Tenho estudado muito para compreender o terreiro como um lugar que por sua origem legitima ações e interconexões com a História do Brasil e a História da África, o Direito, as Ciências, a Ética imprescindível na relação comunidade e sociedade.
Tenho me esforçado para viver cada dia mergulhada no simbólico, materializado ou não. e que ocupa todo o espaço sagrado completando o sentido na religião e convivência comunitária. Esta é uma razão pela qual se faz necessário distinguir as peculiaridades dos terreiros como lugar mítico de resistência política, proteção e cuidado com o outro.
Fiquei sabendo deste episódio por e está registrado, que certo dia a senhora, Mãe Aninha, entrou em uma quitanda e encontrou uma mulher que ia saindo e que chorava muito. Indagou o motivo de choro, quando o quitandeiro respondeu: Não vendo mais fiado a esta mulher. “Ela já comprou muita coisa aqui e não paga”. Mãe Stella me contou que a Senhora, Mãe Aninha, retirou seus brincos de ouro, pôs em cima do balcão ordenando: Venda tudo que ela precisar e cobre o que ela lhe deve. Amanhã eu volto para buscar meu trôco.
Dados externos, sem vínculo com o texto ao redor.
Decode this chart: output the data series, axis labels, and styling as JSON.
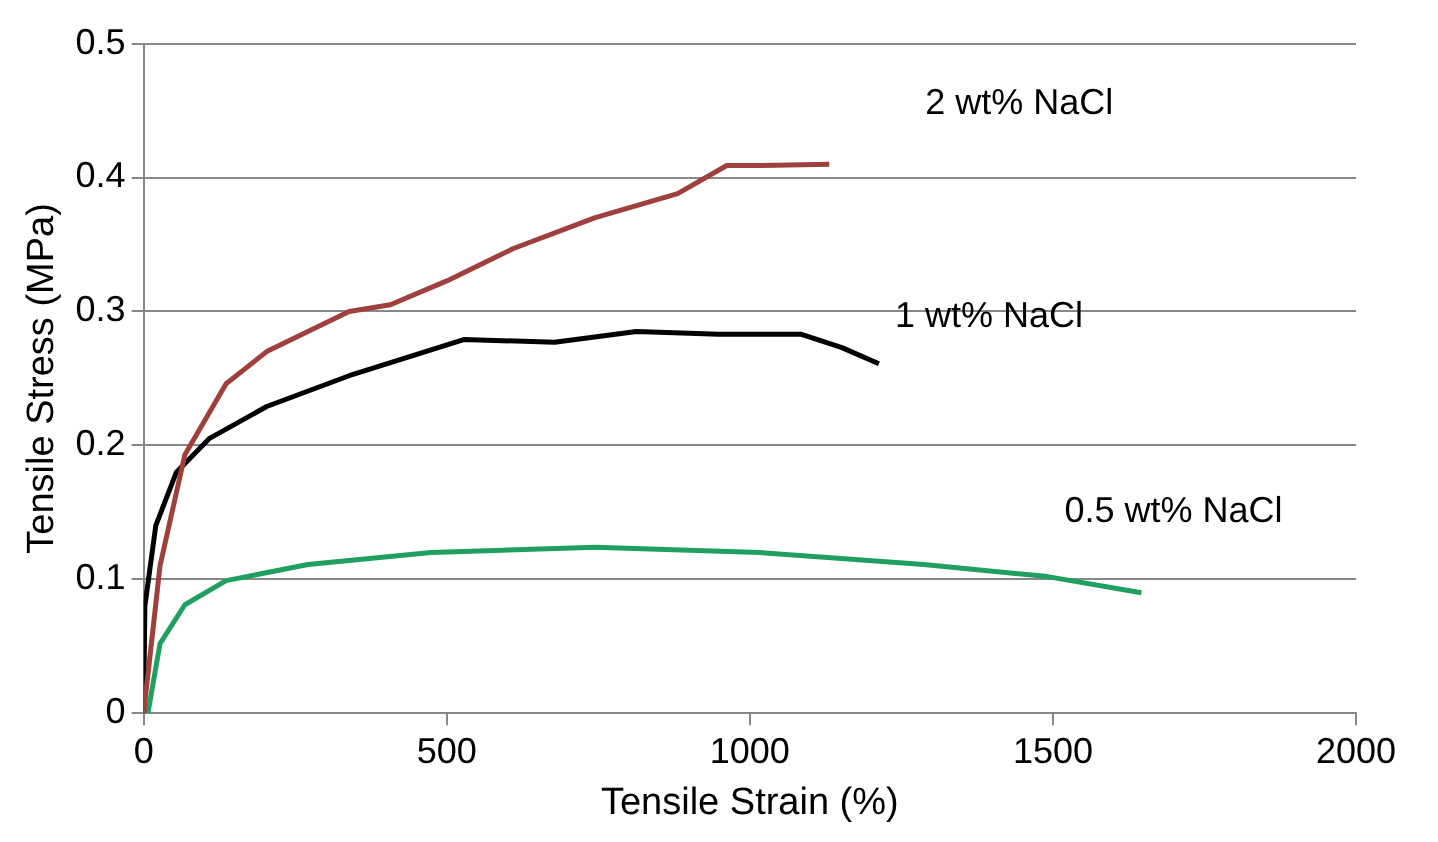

Assim, eu me despeço grata pela proteção e o encanto deste lugar perfeito para fazer emergir a realização da essência mais profunda da natureza humana.
[1] Pedido de licença na língua ioruba.
[2] Nome ancestral de Mãe Aninha – Criadora do Ilê Axé Opo Afonjá.
[3] Saudação às mães ancestrais do Afonjá na língua ioruba.
[4] Deusa protetora do povo Grunci.
[5] Malungo é irmão na língua banto.